Moreover, it is highly likely that if conflicts arise among federal appellate courts regarding the criteria the NLRB should use to classify platform workers under the NLRA, the U.S. Supreme Court will seize the opportunity to establish a definitive standard. The NLRB would be legally bound to follow whatever standard the Supreme Court sets. Given the current composition of the Court, it is probable that any such standard would narrow, rather than expand, the classification of workers as employees under the NLRA. This could lead to consistent rulings that label platform workers as independent contractors. This outcome is particularly likely considering that Justice Kavanaugh, during his time on the D.C. Circuit Court, supported independent contractor classification for the subject workers in the FedEx II case.

 

Revolutionizing Solidarity: How Innovative Online Communities Will Forge Powerful Informal Unions for Platform Workers

While it may be unlikely that platform workers will gain the right to form or join formal labor organizations in the near future, this does not mean that the desire for some platform workers to seek solidarity and engage in collective action will diminish. The inherently isolated nature of platform work, coupled with the need for support in addressing work-related challenges, a lack of information transparency, and the significant power imbalance that currently exists between platform workers and app-based labor platforms, will continue to drive many platform workers to seek connection and collaboration between themselves. As a result, one can expect to see more informal union initiatives akin to the TDU “strike” that demonstrate this wish for solidarity and collective action among some platform workers.

The most dynamic and effective informal labor organizations will not stem from traditional labor organizing efforts or rely on conventional strategies like TDU-style strikes to tackle power imbalances between platform workers and app-based labor platforms. Instead, the most impactful groups will emerge from innovative online communities—like the dedicated virtual space we have created for platform workers within our Gigafin platform and mobile app.

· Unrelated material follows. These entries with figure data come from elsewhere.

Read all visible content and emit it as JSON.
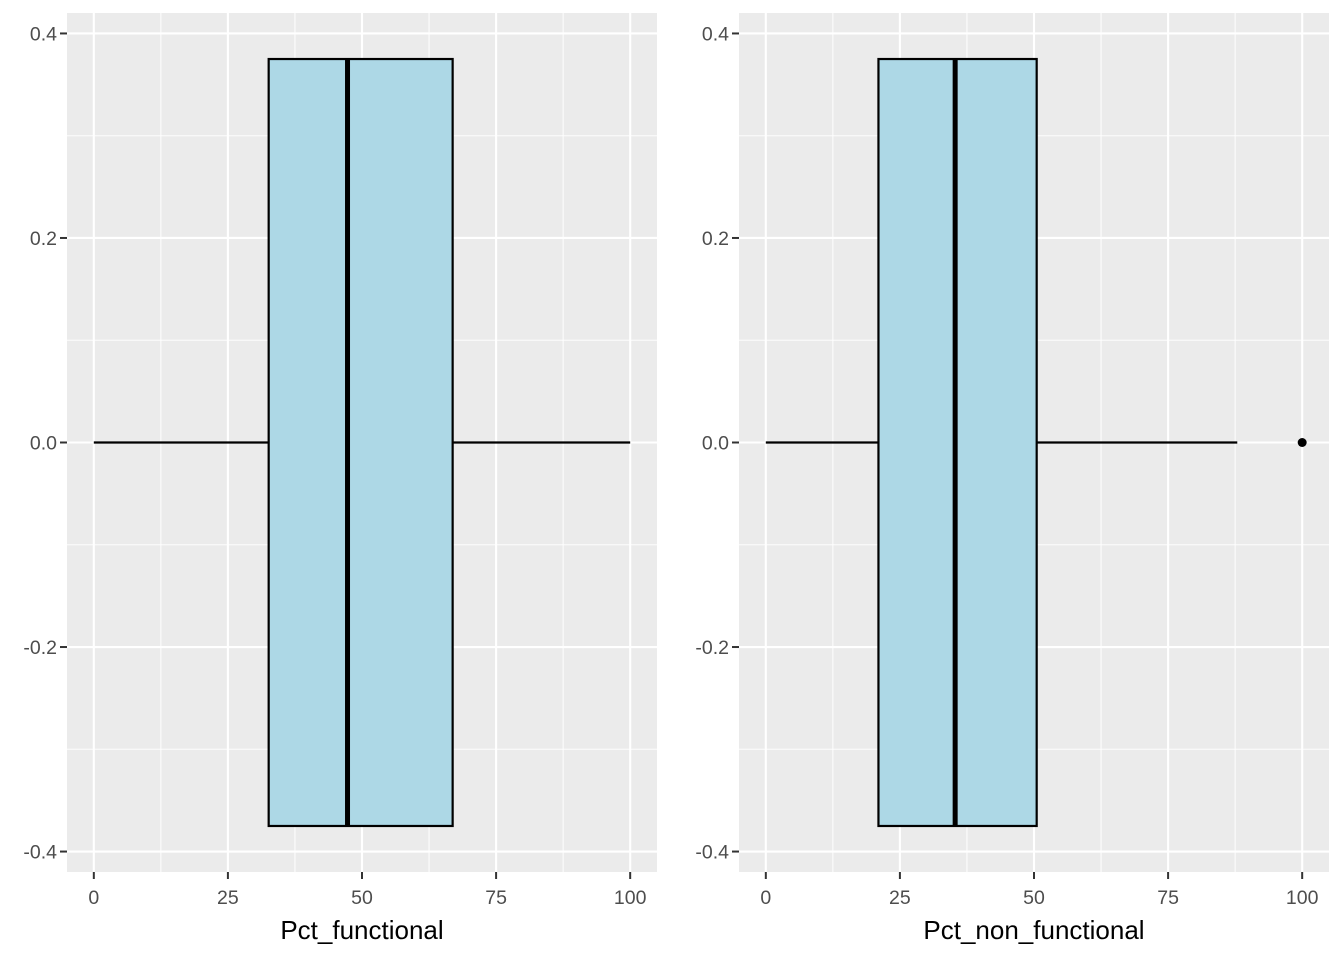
{
  "colors": {
    "panel_background": "#ebebeb",
    "grid": "#ffffff",
    "box_fill": "#add8e6",
    "box_stroke": "#000000",
    "tick_label": "#4d4d4d"
  },
  "chart_data": [
    {
      "type": "boxplot",
      "xlabel": "Pct_functional",
      "ylabel": "",
      "xlim": [
        -5,
        105
      ],
      "ylim": [
        -0.42,
        0.42
      ],
      "x_ticks": [
        0,
        25,
        50,
        75,
        100
      ],
      "x_tick_labels": [
        "0",
        "25",
        "50",
        "75",
        "100"
      ],
      "y_ticks": [
        -0.4,
        -0.2,
        0.0,
        0.2,
        0.4
      ],
      "y_tick_labels": [
        "-0.4",
        "-0.2",
        "0.0",
        "0.2",
        "0.4"
      ],
      "box": {
        "whisker_low": 0,
        "q1": 32.6,
        "median": 47.3,
        "q3": 66.9,
        "whisker_high": 100,
        "outliers": []
      },
      "box_y_extent": [
        -0.375,
        0.375
      ]
    },
    {
      "type": "boxplot",
      "xlabel": "Pct_non_functional",
      "ylabel": "",
      "xlim": [
        -5,
        105
      ],
      "ylim": [
        -0.42,
        0.42
      ],
      "x_ticks": [
        0,
        25,
        50,
        75,
        100
      ],
      "x_tick_labels": [
        "0",
        "25",
        "50",
        "75",
        "100"
      ],
      "y_ticks": [
        -0.4,
        -0.2,
        0.0,
        0.2,
        0.4
      ],
      "y_tick_labels": [
        "-0.4",
        "-0.2",
        "0.0",
        "0.2",
        "0.4"
      ],
      "box": {
        "whisker_low": 0,
        "q1": 21.0,
        "median": 35.3,
        "q3": 50.5,
        "whisker_high": 87.9,
        "outliers": [
          100
        ]
      },
      "box_y_extent": [
        -0.375,
        0.375
      ]
    }
  ]
}
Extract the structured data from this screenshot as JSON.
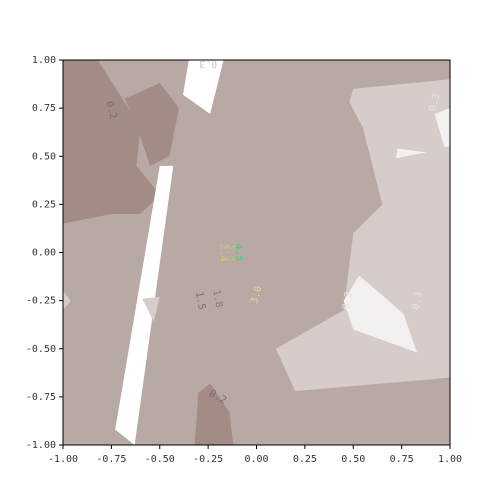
{
  "chart_data": {
    "type": "contour",
    "title": "",
    "xlabel": "",
    "ylabel": "",
    "xlim": [
      -1.0,
      1.0
    ],
    "ylim": [
      -1.0,
      1.0
    ],
    "grid": false,
    "legend": "none",
    "x_ticks": [
      {
        "value": -1.0,
        "label": "-1.00"
      },
      {
        "value": -0.75,
        "label": "-0.75"
      },
      {
        "value": -0.5,
        "label": "-0.50"
      },
      {
        "value": -0.25,
        "label": "-0.25"
      },
      {
        "value": 0.0,
        "label": "0.00"
      },
      {
        "value": 0.25,
        "label": "0.25"
      },
      {
        "value": 0.5,
        "label": "0.50"
      },
      {
        "value": 0.75,
        "label": "0.75"
      },
      {
        "value": 1.0,
        "label": "1.00"
      }
    ],
    "y_ticks": [
      {
        "value": 1.0,
        "label": "1.00"
      },
      {
        "value": 0.75,
        "label": "0.75"
      },
      {
        "value": 0.5,
        "label": "0.50"
      },
      {
        "value": 0.25,
        "label": "0.25"
      },
      {
        "value": 0.0,
        "label": "0.00"
      },
      {
        "value": -0.25,
        "label": "-0.25"
      },
      {
        "value": -0.5,
        "label": "-0.50"
      },
      {
        "value": -0.75,
        "label": "-0.75"
      },
      {
        "value": -1.0,
        "label": "-1.00"
      }
    ],
    "level_colors": {
      "dark": "#a38c86",
      "mid": "#b9a9a4",
      "light": "#d6ccc9",
      "lightest": "#f3f0ef",
      "white": "#ffffff"
    },
    "regions": [
      {
        "name": "base-mid",
        "level": "mid",
        "points": [
          [
            -1,
            -1
          ],
          [
            1,
            -1
          ],
          [
            1,
            1
          ],
          [
            -1,
            1
          ]
        ]
      },
      {
        "name": "top-left-dark",
        "level": "dark",
        "points": [
          [
            -1,
            1
          ],
          [
            -0.82,
            1
          ],
          [
            -0.6,
            0.65
          ],
          [
            -0.62,
            0.45
          ],
          [
            -0.5,
            0.3
          ],
          [
            -0.6,
            0.2
          ],
          [
            -0.75,
            0.2
          ],
          [
            -1,
            0.15
          ]
        ]
      },
      {
        "name": "top-dark",
        "level": "dark",
        "points": [
          [
            -0.68,
            0.8
          ],
          [
            -0.5,
            0.88
          ],
          [
            -0.4,
            0.75
          ],
          [
            -0.45,
            0.5
          ],
          [
            -0.55,
            0.45
          ],
          [
            -0.6,
            0.6
          ]
        ]
      },
      {
        "name": "top-right-white-strip",
        "level": "white",
        "points": [
          [
            -0.35,
            1
          ],
          [
            -0.17,
            1
          ],
          [
            -0.24,
            0.72
          ],
          [
            -0.38,
            0.82
          ]
        ]
      },
      {
        "name": "white-diagonal",
        "level": "white",
        "points": [
          [
            -0.5,
            0.45
          ],
          [
            -0.43,
            0.45
          ],
          [
            -0.63,
            -1
          ],
          [
            -0.73,
            -0.92
          ]
        ]
      },
      {
        "name": "right-light",
        "level": "light",
        "points": [
          [
            0.5,
            0.85
          ],
          [
            1,
            0.9
          ],
          [
            1,
            -0.65
          ],
          [
            0.2,
            -0.72
          ],
          [
            0.1,
            -0.5
          ],
          [
            0.45,
            -0.3
          ],
          [
            0.5,
            0.1
          ],
          [
            0.65,
            0.25
          ],
          [
            0.55,
            0.65
          ],
          [
            0.48,
            0.78
          ]
        ]
      },
      {
        "name": "right-lightest-top",
        "level": "lightest",
        "points": [
          [
            0.92,
            0.72
          ],
          [
            1,
            0.75
          ],
          [
            1,
            0.55
          ],
          [
            0.97,
            0.55
          ]
        ]
      },
      {
        "name": "right-lightest-center",
        "level": "lightest",
        "points": [
          [
            0.53,
            -0.12
          ],
          [
            0.66,
            -0.23
          ],
          [
            0.76,
            -0.32
          ],
          [
            0.83,
            -0.52
          ],
          [
            0.5,
            -0.4
          ],
          [
            0.45,
            -0.25
          ]
        ]
      },
      {
        "name": "right-lightest-spot",
        "level": "lightest",
        "points": [
          [
            0.73,
            0.54
          ],
          [
            0.88,
            0.52
          ],
          [
            0.72,
            0.49
          ]
        ]
      },
      {
        "name": "left-small-light",
        "level": "light",
        "points": [
          [
            -1,
            -0.2
          ],
          [
            -0.96,
            -0.25
          ],
          [
            -1,
            -0.3
          ]
        ]
      },
      {
        "name": "bottom-dark",
        "level": "dark",
        "points": [
          [
            -0.3,
            -0.73
          ],
          [
            -0.24,
            -0.68
          ],
          [
            -0.14,
            -0.83
          ],
          [
            -0.12,
            -1
          ],
          [
            -0.32,
            -1
          ]
        ]
      },
      {
        "name": "left-center-light",
        "level": "light",
        "points": [
          [
            -0.59,
            -0.24
          ],
          [
            -0.53,
            -0.36
          ],
          [
            -0.5,
            -0.23
          ]
        ]
      }
    ],
    "contour_labels": [
      {
        "text": "0.2",
        "x": -0.75,
        "y": 0.74,
        "color": "#7a6b66",
        "rotate": 75
      },
      {
        "text": "0.3",
        "x": -0.25,
        "y": 0.98,
        "color": "#cfc5c2",
        "rotate": 180
      },
      {
        "text": "0.3",
        "x": 0.92,
        "y": 0.78,
        "color": "#e9e3e1",
        "rotate": -75
      },
      {
        "text": "0.3",
        "x": 0.47,
        "y": -0.25,
        "color": "#e9e3e1",
        "rotate": -80
      },
      {
        "text": "0.3",
        "x": 0.83,
        "y": -0.25,
        "color": "#e9e3e1",
        "rotate": -80
      },
      {
        "text": "0.2",
        "x": -0.2,
        "y": -0.75,
        "color": "#7a6b66",
        "rotate": 30
      },
      {
        "text": "1.5",
        "x": -0.29,
        "y": -0.25,
        "color": "#7a6f62",
        "rotate": 80
      },
      {
        "text": "1.8",
        "x": -0.2,
        "y": -0.24,
        "color": "#8a7d66",
        "rotate": 80
      },
      {
        "text": "3.0",
        "x": 0.0,
        "y": -0.22,
        "color": "#e8d890",
        "rotate": -75
      },
      {
        "text": "2.4",
        "x": -0.17,
        "y": 0.0,
        "color": "#d8c87a",
        "rotate": 90
      },
      {
        "text": "3.3",
        "x": -0.13,
        "y": 0.0,
        "color": "#b6c87a",
        "rotate": 90
      },
      {
        "text": "4.5",
        "x": -0.09,
        "y": 0.0,
        "color": "#4fc38a",
        "rotate": 90
      }
    ]
  }
}
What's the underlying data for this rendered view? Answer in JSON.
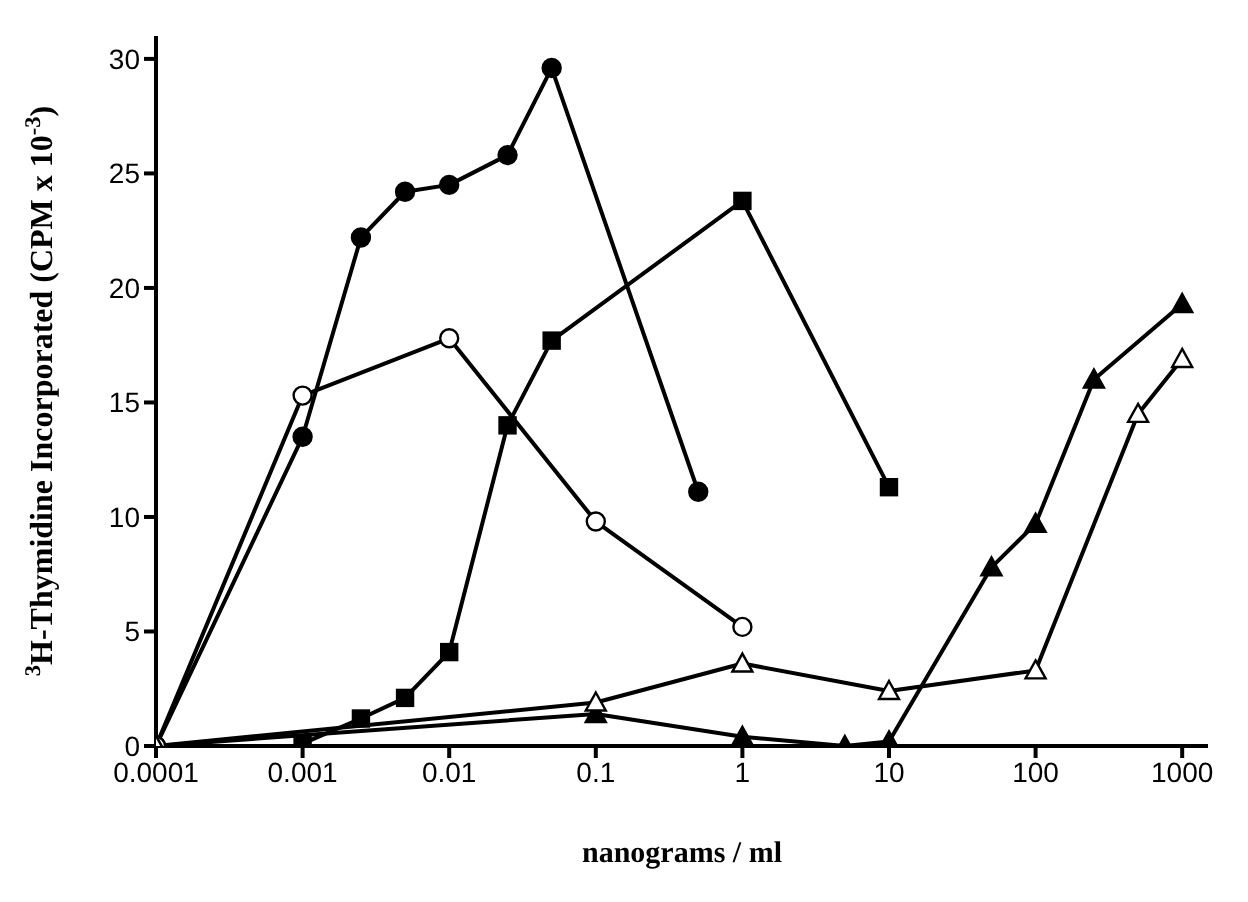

It’s increasingly recognized that gig workers connecting in social and virtual spaces can overcome their isolation, using online communities to foster solidarity and engage in various forms of collective action. Online communities enable workers to address employment-related issues, express dissent, and build collective identities to mobilize action.

As noted by Alex J. Wood and Vili Lehdonvirta in their research entitled “Antagonism beyond employment: how the ‘subordinated agency’ of labour platforms generates conflict in the remote gig economy,” “[i]nter-worker communication via digital media can also enable bonding and bridging, and thus foster solidarity among workers who are spatially and temporally fragmented. In these ways, new information and communication technologies potentially alter the resources and capacities needed for some forms of collective action.”

Given these developments, we foresee that innovative online communities like the one to be offered by our Gigafin platform and mobile app, will emerge as the leading source of solidarity and lawful collective action for platform workers in the near future.